A new study published in the Journal of Mammalogy dated April 23 confirmed the recent extinction of three previously unknown species of giant rodents that live only in the Philippines. 


Artist’s conception of the three extinct cloud rats, based on their living relatives. From the top, Crateromys, Carpomys, and Batomys.
Fig. 1. Artist’s conception of the three extinct cloud rats, based on their living relatives. From the top, Crateromys, Carpomys, and Batomys.

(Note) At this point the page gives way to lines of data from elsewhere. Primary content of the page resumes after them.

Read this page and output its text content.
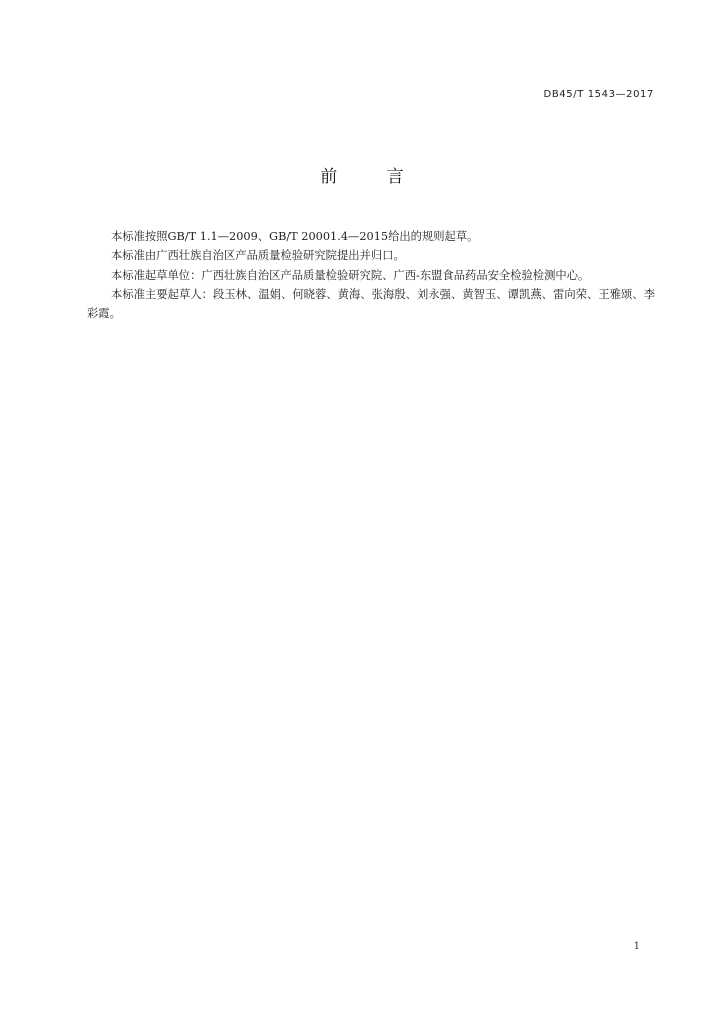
DB45/T 1543—2017
前 言

本标准按照GB/T 1.1—2009、GB/T 20001.4—2015给出的规则起草。

本标准由广西壮族自治区产品质量检验研究院提出并归口。

本标准起草单位：广西壮族自治区产品质量检验研究院、广西-东盟食品药品安全检验检测中心。

本标准主要起草人：段玉林、温娟、何晓蓉、黄海、张海殷、刘永强、黄智玉、谭凯燕、雷向荣、王雅颂、李彩霞。

1
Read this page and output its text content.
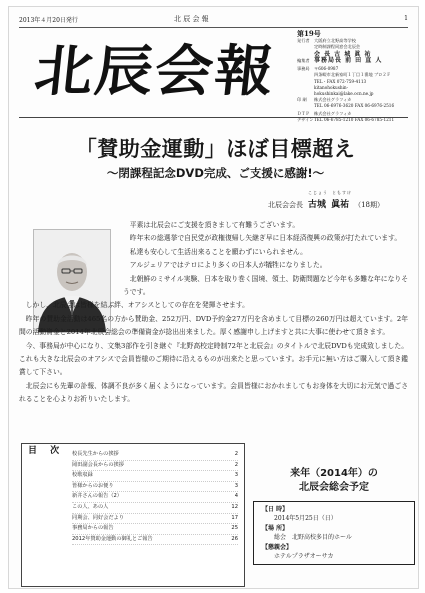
2013年４月20日発行	北 辰 会 報	1
北辰会報
第19号
発行者	大阪府立北野高等学校
定時制課程同窓会北辰会
会 長 古 城 眞 祐
編集者 事務局長 前 田 直 人
事務局	〒606-0987
四条畷市北新家町１丁目１番地 プロ２Ｆ
TEL・FAX 072-759-4113
kitanohokushin-hokushinkai@lake.ocn.ne.jp
印 刷	株式会社グラフィカ
TEL 06-6976-3620 FAX 06-6976-2516
ＤＴＰ	株式会社グラフィカ
デザイン TEL 06-6785-1210 FAX 06-6785-1211
「賛助金運動」ほぼ目標超え
～閉課程記念DVD完成、ご支援に感謝!～
北辰会会長
こじょう
古城
ともすけ
眞祐 （18期）

平素は北辰会にご支援を頂きまして有難うございます。

昨年末の総選挙で自民党が政権復帰し矢継ぎ早に日本経済復興の政策が打たれています。

私達も安心して生活出来ることを願わずにいられません。

アルジェリアではテロにより多くの日本人が犠牲になりました。

北朝鮮のミサイル実験、日本を取り巻く国境、領土、防衛問題など今年も多難な年になりそうです。

しかし、北辰会は皆様を結ぶ絆、オアシスとしての存在を発揮させます。

昨年の賛助金活動は465名の方から賛助金、252万円、DVD予約金27万円を含めまして目標の260万円は超えています。2年間の活動資金と2014年北辰会総会の準備資金が捻出出来ました。厚く感謝申し上げますと共に大事に使わせて頂きます。

今、事務局が中心になり、文集3部作を引き継ぐ『北野高校定時制72年と北辰会』のタイトルで北辰DVDも完成致しました。これも大きな北辰会のオアシスで会員皆様のご期待に沿えるものが出来たと思っています。お手元に無い方はご購入して頂き鑑賞して下さい。

北辰会にも先輩の訃報、体調不良が多く届くようになっています。会員皆様におかれましてもお身体を大切にお元気で過ごされることを心よりお祈りいたします。

目 次	校長先生からの挨拶	2
岡田副会長からの挨拶	2
校歌収録	3
皆様からのお便り	3
新井さんの報告（2）	4
この人、あの人	12
同期会、同好会だより	17
事務局からの報告	25
2012年賛助金運動の御礼とご報告	26
来年（2014年）の
北辰会総会予定
【日 時】
2014年5月25日（日）
【場 所】
総会　北野高校多目的ホール
【懇親会】
ホテルプラザオーサカ
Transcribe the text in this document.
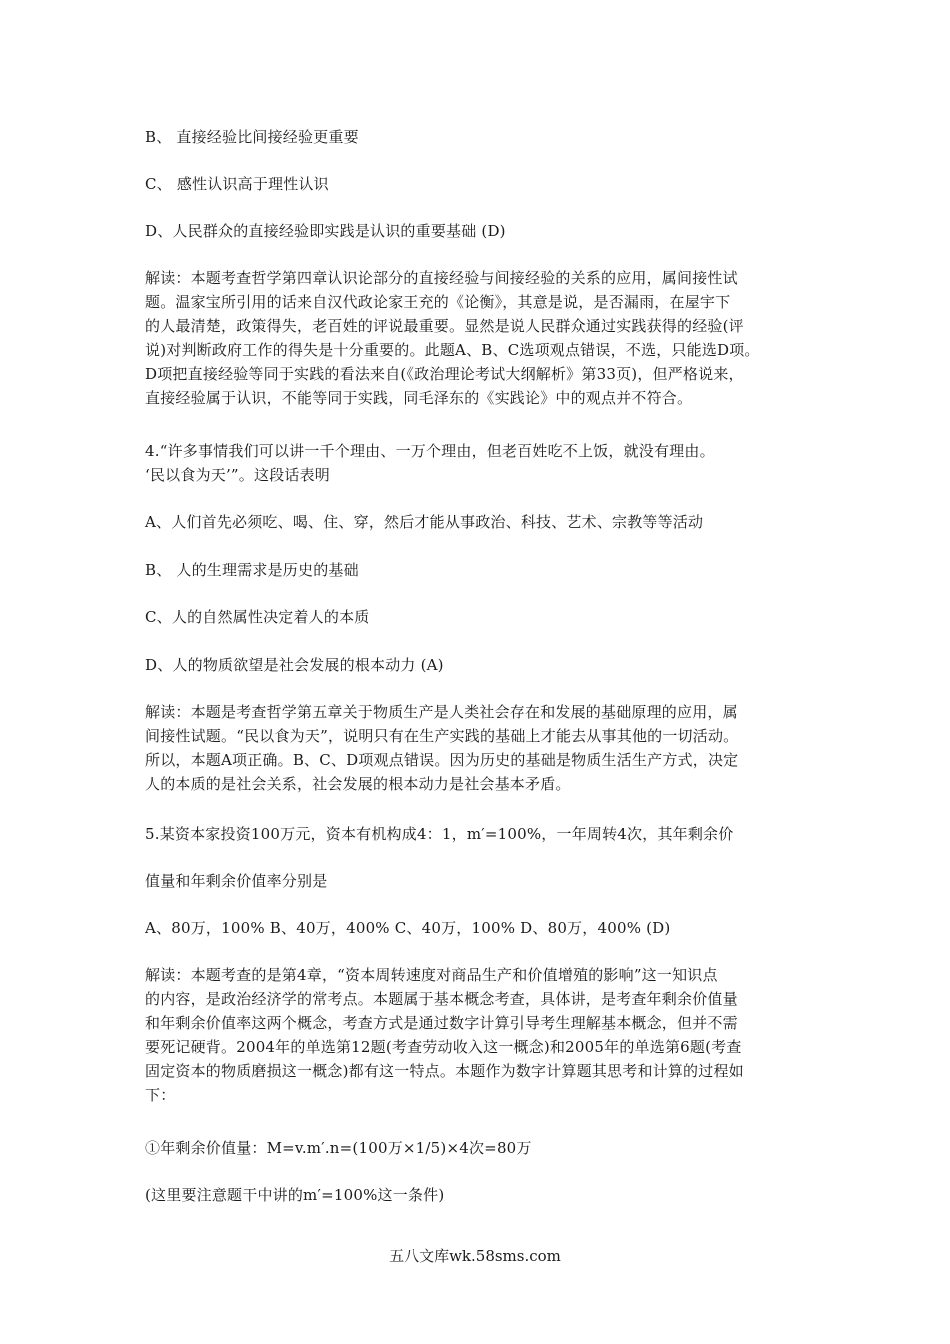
B、 直接经验比间接经验更重要
C、 感性认识高于理性认识
D、人民群众的直接经验即实践是认识的重要基础 (D)
解读：本题考查哲学第四章认识论部分的直接经验与间接经验的关系的应用，属间接性试
题。温家宝所引用的话来自汉代政论家王充的《论衡》，其意是说，是否漏雨，在屋宇下
的人最清楚，政策得失，老百姓的评说最重要。显然是说人民群众通过实践获得的经验(评
说)对判断政府工作的得失是十分重要的。此题A、B、C选项观点错误，不选，只能选D项。
D项把直接经验等同于实践的看法来自(《政治理论考试大纲解析》第33页)，但严格说来，
直接经验属于认识，不能等同于实践，同毛泽东的《实践论》中的观点并不符合。
4.“许多事情我们可以讲一千个理由、一万个理由，但老百姓吃不上饭，就没有理由。
‘民以食为天’”。这段话表明
A、人们首先必须吃、喝、住、穿，然后才能从事政治、科技、艺术、宗教等等活动
B、 人的生理需求是历史的基础
C、人的自然属性决定着人的本质
D、人的物质欲望是社会发展的根本动力 (A)
解读：本题是考查哲学第五章关于物质生产是人类社会存在和发展的基础原理的应用，属
间接性试题。“民以食为天”，说明只有在生产实践的基础上才能去从事其他的一切活动。
所以，本题A项正确。B、C、D项观点错误。因为历史的基础是物质生活生产方式，决定
人的本质的是社会关系，社会发展的根本动力是社会基本矛盾。
5.某资本家投资100万元，资本有机构成4：1，m′=100%，一年周转4次，其年剩余价
值量和年剩余价值率分别是
A、80万，100% B、40万，400% C、40万，100% D、80万，400% (D)
解读：本题考查的是第4章，“资本周转速度对商品生产和价值增殖的影响”这一知识点
的内容，是政治经济学的常考点。本题属于基本概念考查，具体讲，是考查年剩余价值量
和年剩余价值率这两个概念，考查方式是通过数字计算引导考生理解基本概念，但并不需
要死记硬背。2004年的单选第12题(考查劳动收入这一概念)和2005年的单选第6题(考查
固定资本的物质磨损这一概念)都有这一特点。本题作为数字计算题其思考和计算的过程如
下：
①年剩余价值量：M=v.m′.n=(100万×1/5)×4次=80万
(这里要注意题干中讲的m′=100%这一条件)
五八文库wk.58sms.com
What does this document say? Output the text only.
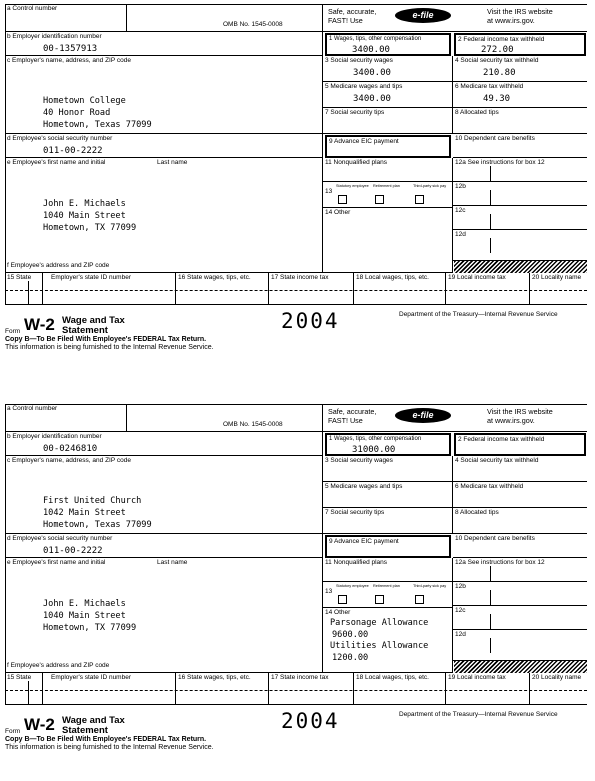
a Control number
OMB No. 1545-0008
Safe, accurate,
FAST! Use
e-file	Visit the IRS website
at www.irs.gov.
b Employer identification number
00-1357913
c Employer's name, address, and ZIP code
Hometown College
40 Honor Road
Hometown, Texas 77099
d Employee's social security number
011-00-2222
e Employee's first name and initial	Last name
John E. Michaels
1040 Main Street
Hometown, TX 77099
f Employee's address and ZIP code
1 Wages, tips, other compensation
3400.00
3 Social security wages
3400.00
5 Medicare wages and tips
3400.00
7 Social security tips
9 Advance EIC payment
11 Nonqualified plans
13
Statutory employee Retirement plan	Third-party sick pay
14 Other
2 Federal income tax withheld
272.00
4 Social security tax withheld
210.80
6 Medicare tax withheld
49.30
8 Allocated tips
10 Dependent care benefits
12a See instructions for box 12
12b
12c
12d
15 State	Employer's state ID number	16 State wages, tips, etc.	17 State income tax	18 Local wages, tips, etc.	19 Local income tax	20 Locality name
Form W-2 Wage and Tax
Statement	2004	Department of the Treasury—Internal Revenue Service
Copy B—To Be Filed With Employee's FEDERAL Tax Return.
This information is being furnished to the Internal Revenue Service.
a Control number
OMB No. 1545-0008
Safe, accurate,
FAST! Use
e-file	Visit the IRS website
at www.irs.gov.
b Employer identification number
00-0246810
c Employer's name, address, and ZIP code
First United Church
1042 Main Street
Hometown, Texas 77099
d Employee's social security number
011-00-2222
e Employee's first name and initial	Last name
John E. Michaels
1040 Main Street
Hometown, TX 77099
f Employee's address and ZIP code
1 Wages, tips, other compensation
31000.00
3 Social security wages
5 Medicare wages and tips
7 Social security tips
9 Advance EIC payment
11 Nonqualified plans
13
Statutory employee Retirement plan	Third-party sick pay
14 Other
Parsonage Allowance
9600.00
Utilities Allowance
1200.00
2 Federal income tax withheld
4 Social security tax withheld
6 Medicare tax withheld
8 Allocated tips
10 Dependent care benefits
12a See instructions for box 12
12b
12c
12d
15 State	Employer's state ID number	16 State wages, tips, etc.	17 State income tax	18 Local wages, tips, etc.	19 Local income tax	20 Locality name
Form W-2 Wage and Tax
Statement	2004	Department of the Treasury—Internal Revenue Service
Copy B—To Be Filed With Employee's FEDERAL Tax Return.
This information is being furnished to the Internal Revenue Service.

Drawing by Velizar Simeonovski, Field Museum of Natural History


Locally known as buot or bugkon, the giant cloud rats live in trees and eat leaves, buds, and seeds. They have furry or fluffy tails and striking fur color. These giant rats and their relatives are members of an ancient branch on the tree of life that arrived from the Asian mainland about 14 million years ago. All three of these newly discovered species are thought by the authors to be extinct.


ALSO READ: The Luzon Bushy-tailed Cloud Rat Locally Known as “Bu-ot”


“We have had evidence of extinct large mammals on Luzon for a long time, but there has been virtually no information about fossil of smaller-sized mammals,” said Dr. Janine Ochoa, lead author and an Assistant Professor of Anthropology at the University of the Philippines – Diliman.


Collage of fossil cloud rat teeth
Fig. 2. Collage of fossil cloud rat teeth. Upper molars of Crateromys new species on the left. Lower mandibles on the right: top, Carpomys new species. Middle, Batomys new species. Bottom, Crateromys new species.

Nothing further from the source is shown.